Finding Structure with Randomness: Probabilistic Algorithms for Constructing Approximate Matrix Decompositions

TLDR: This work surveys and extends recent research which demonstrates that randomization offers a powerful tool for performing low-rank matrix approximation, and presents a modular framework for constructing randomized algorithms that compute partial matrix decompositions.
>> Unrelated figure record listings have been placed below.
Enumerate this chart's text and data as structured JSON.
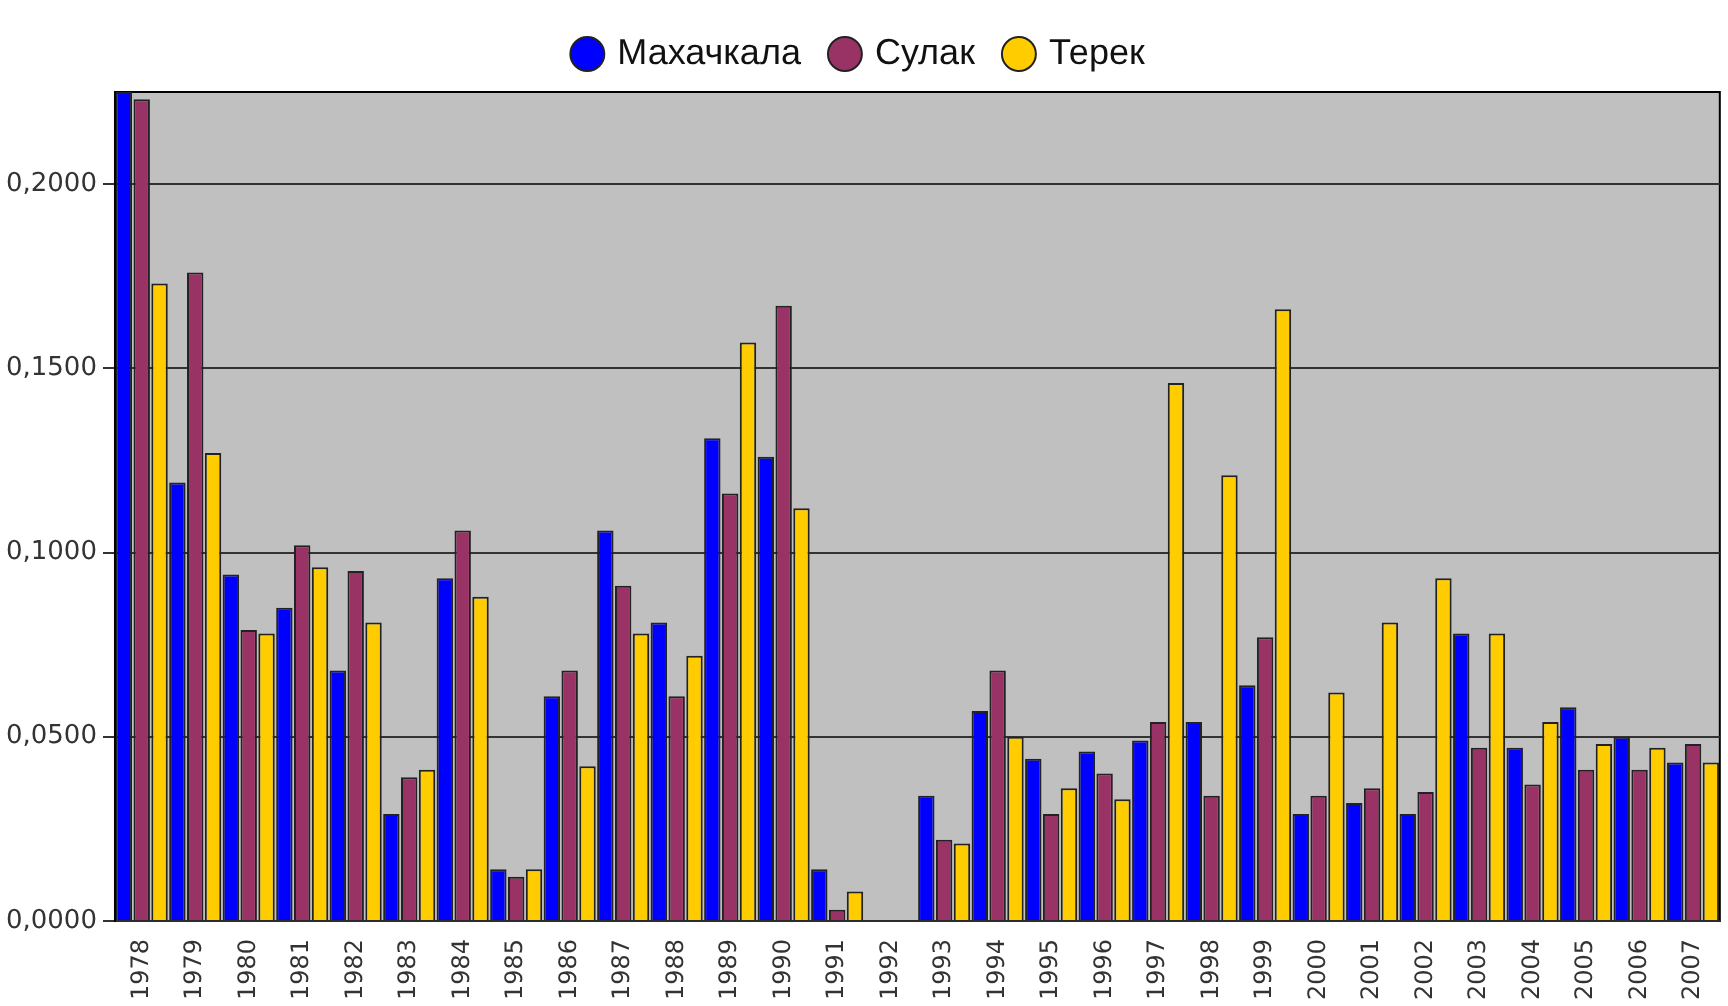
{
  "chart_data": {
    "type": "bar",
    "categories": [
      "1978",
      "1979",
      "1980",
      "1981",
      "1982",
      "1983",
      "1984",
      "1985",
      "1986",
      "1987",
      "1988",
      "1989",
      "1990",
      "1991",
      "1992",
      "1993",
      "1994",
      "1995",
      "1996",
      "1997",
      "1998",
      "1999",
      "2000",
      "2001",
      "2002",
      "2003",
      "2004",
      "2005",
      "2006",
      "2007"
    ],
    "series": [
      {
        "name": "Махачкала",
        "color": "#0000ff",
        "values": [
          0.225,
          0.119,
          0.094,
          0.085,
          0.068,
          0.029,
          0.093,
          0.014,
          0.061,
          0.106,
          0.081,
          0.131,
          0.126,
          0.014,
          null,
          0.034,
          0.057,
          0.044,
          0.046,
          0.049,
          0.054,
          0.064,
          0.029,
          0.032,
          0.029,
          0.078,
          0.047,
          0.058,
          0.05,
          0.043
        ]
      },
      {
        "name": "Сулак",
        "color": "#993366",
        "values": [
          0.223,
          0.176,
          0.079,
          0.102,
          0.095,
          0.039,
          0.106,
          0.012,
          0.068,
          0.091,
          0.061,
          0.116,
          0.167,
          0.003,
          null,
          0.022,
          0.068,
          0.029,
          0.04,
          0.054,
          0.034,
          0.077,
          0.034,
          0.036,
          0.035,
          0.047,
          0.037,
          0.041,
          0.041,
          0.048
        ]
      },
      {
        "name": "Терек",
        "color": "#ffcc00",
        "values": [
          0.173,
          0.127,
          0.078,
          0.096,
          0.081,
          0.041,
          0.088,
          0.014,
          0.042,
          0.078,
          0.072,
          0.157,
          0.112,
          0.008,
          null,
          0.021,
          0.05,
          0.036,
          0.033,
          0.146,
          0.121,
          0.166,
          0.062,
          0.081,
          0.093,
          0.078,
          0.054,
          0.048,
          0.047,
          0.043
        ]
      }
    ],
    "ylim": [
      0,
      0.225
    ],
    "yticks": [
      {
        "value": 0,
        "label": "0,0000"
      },
      {
        "value": 0.05,
        "label": "0,0500"
      },
      {
        "value": 0.1,
        "label": "0,1000"
      },
      {
        "value": 0.15,
        "label": "0,1500"
      },
      {
        "value": 0.2,
        "label": "0,2000"
      }
    ],
    "grid": "y",
    "legend": "top"
  }
}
Abstract: Low-rank matrix approximations, such as the truncated singular value decomposition and the rank-revealing QR decomposition, play a central role in data analysis and scientific computing. This work surveys and extends recent research which demonstrates that randomization offers a powerful tool for performing low-rank matrix approximation. These techniques exploit modern computational architectures more fully than classical methods and open the possibility of dealing with truly massive data sets. This paper presents a modular framework for constructing randomized algorithms that compute partial matrix decompositions. These methods use random sampling to identify a subspace that captures most of the action of a matrix. The input matrix is then compressed—either explicitly or implicitly—to this subspace, and the reduced matrix is manipulated deterministically to obtain the desired low-rank factorization. In many cases, this approach beats its classical competitors in terms of accuracy, robustness, and/or speed. These claims are supported by extensive numerical experiments and a detailed error analysis. The specific benefits of randomized techniques depend on the computational environment. Consider the model problem of finding the $k$ dominant components of the singular value decomposition of an $m \times n$ matrix. (i) For a dense input matrix, randomized algorithms require $\bigO(mn \log(k))$ floating-point operations (flops) in contrast to $ \bigO(mnk)$ for classical algorithms. (ii) For a sparse input matrix, the flop count matches classical Krylov subspace methods, but the randomized approach is more robust and can easily be reorganized to exploit multiprocessor architectures. (iii) For a matrix that is too large to fit in fast memory, the randomized techniques require only a constant number of passes over the data, as opposed to $\bigO(k)$ passes for classical algorithms. In fact, it is sometimes possible to perform matrix approximation with a single pass over the data.